[Math] the difference between outer measure and Lebesgue measure

Question

What is the difference between outer measure and Lebesgue measure?

We know that there are sets which are not Lebesgue measurable, whereas we know that outer measure is defined for any subset of $\mathbb{R}$.

Answer 1

The Lebesgue measure and Lebesgue outer measure coincide on Lebesgue measurable sets, which can be defined in several equivalent ways. Let $m$ and $m^*$ denote the Lebesgue measure and the Lebesgue outer measure respectively. These are some possible definitions of $A\subset\mathbb{R}^n$ being measurable:

1. For all $B\subset\mathbb{R}^n$ $$ m^*(B)=m^*(B\cap A)+m^*(B\setminus A) $$
2. For all $\epsilon>0$ there exist an open set $G$ and a closed set $F$ such that $F\subset A\subset G$ and $m^*(G\setminus F)<\epsilon$. (Note that since $G\setminus F$ is open, it is measurable, so that $m^*(G\setminus F)=m(G\setminus F)$.)
3. $A=F\cup N$, where $F$ is an $F_\sigma$ (i.e. a countable union of closed sets) and $m(N)=0$.
4. $A=G\setminus N$, where $G$ is a $G_\delta$ (i.e. a countable intersection of open sets) and $m(N)=0$.

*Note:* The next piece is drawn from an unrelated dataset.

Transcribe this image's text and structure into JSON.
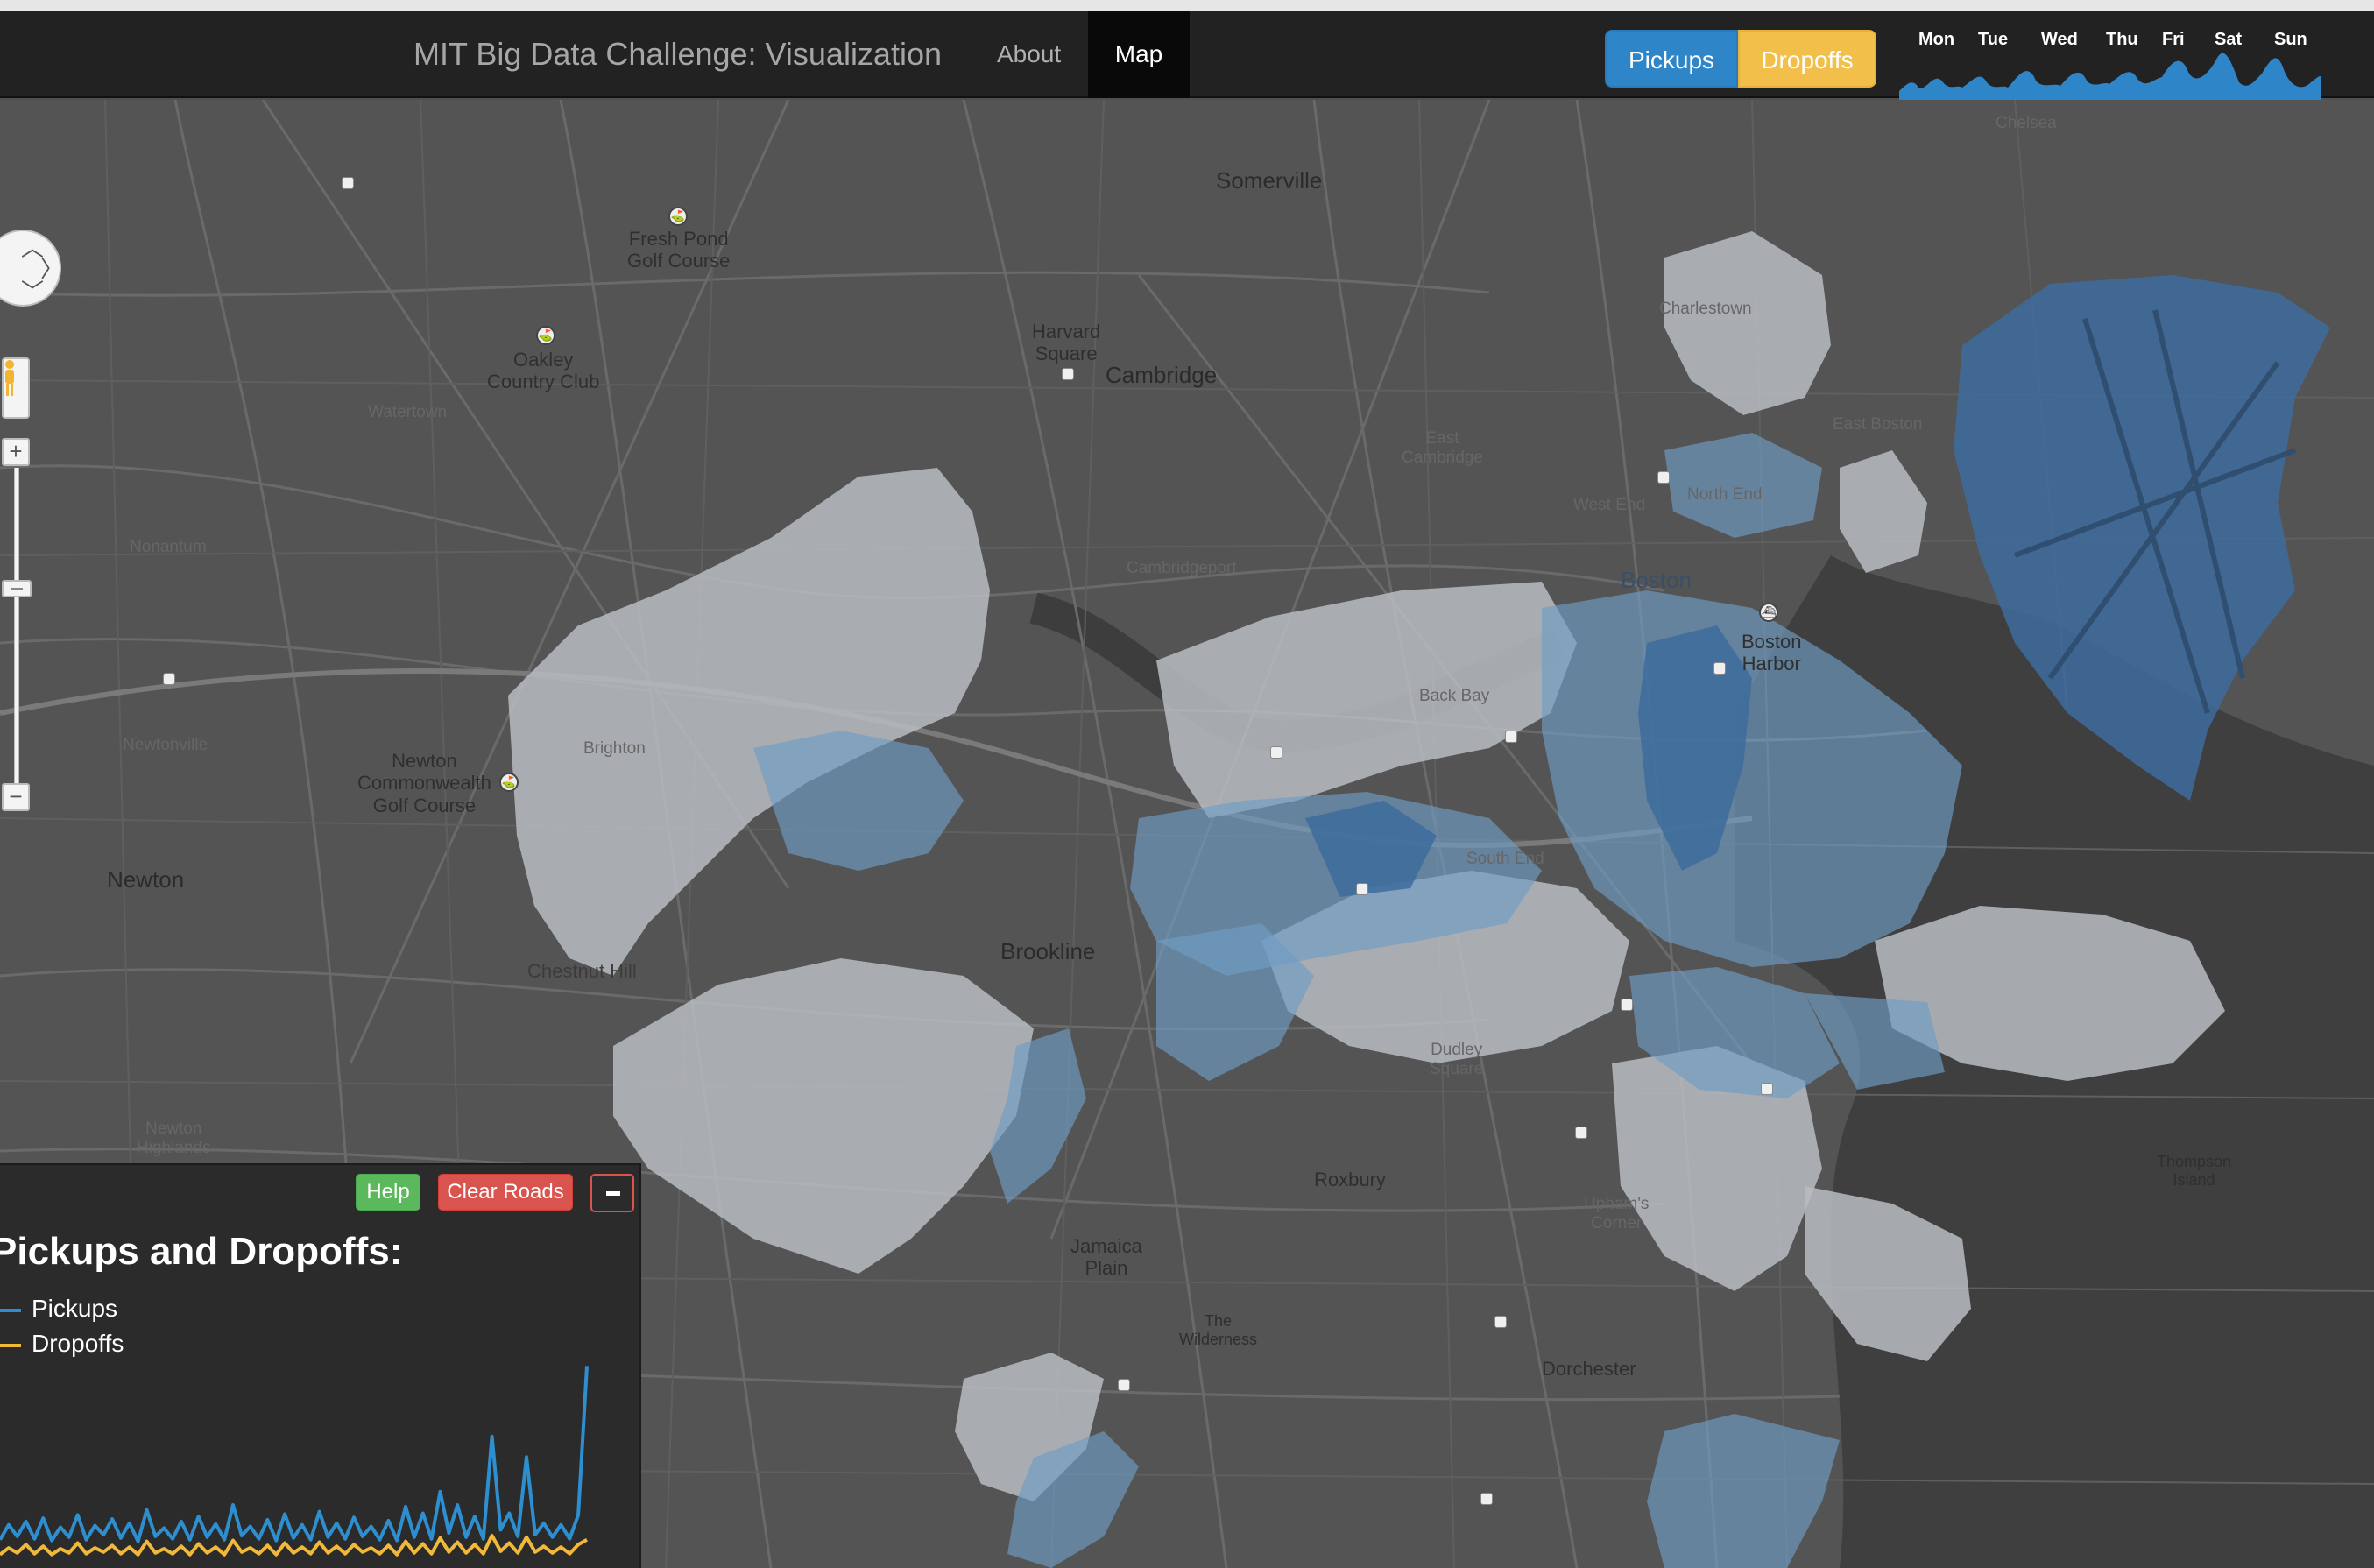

The reason for the need of two different concepts is that neither of them is "perfect":

• $m$ is a measure, but is not defined for all subsets of $\mathbb{R}^n$
• $m^*$ is defined for all subsets of $\mathbb{R}^n$, but is not additive: here exist disjoint sets $A$ and $B$ such that $m^*(A\cup B)\ne m^*(A)+m^*(B)$.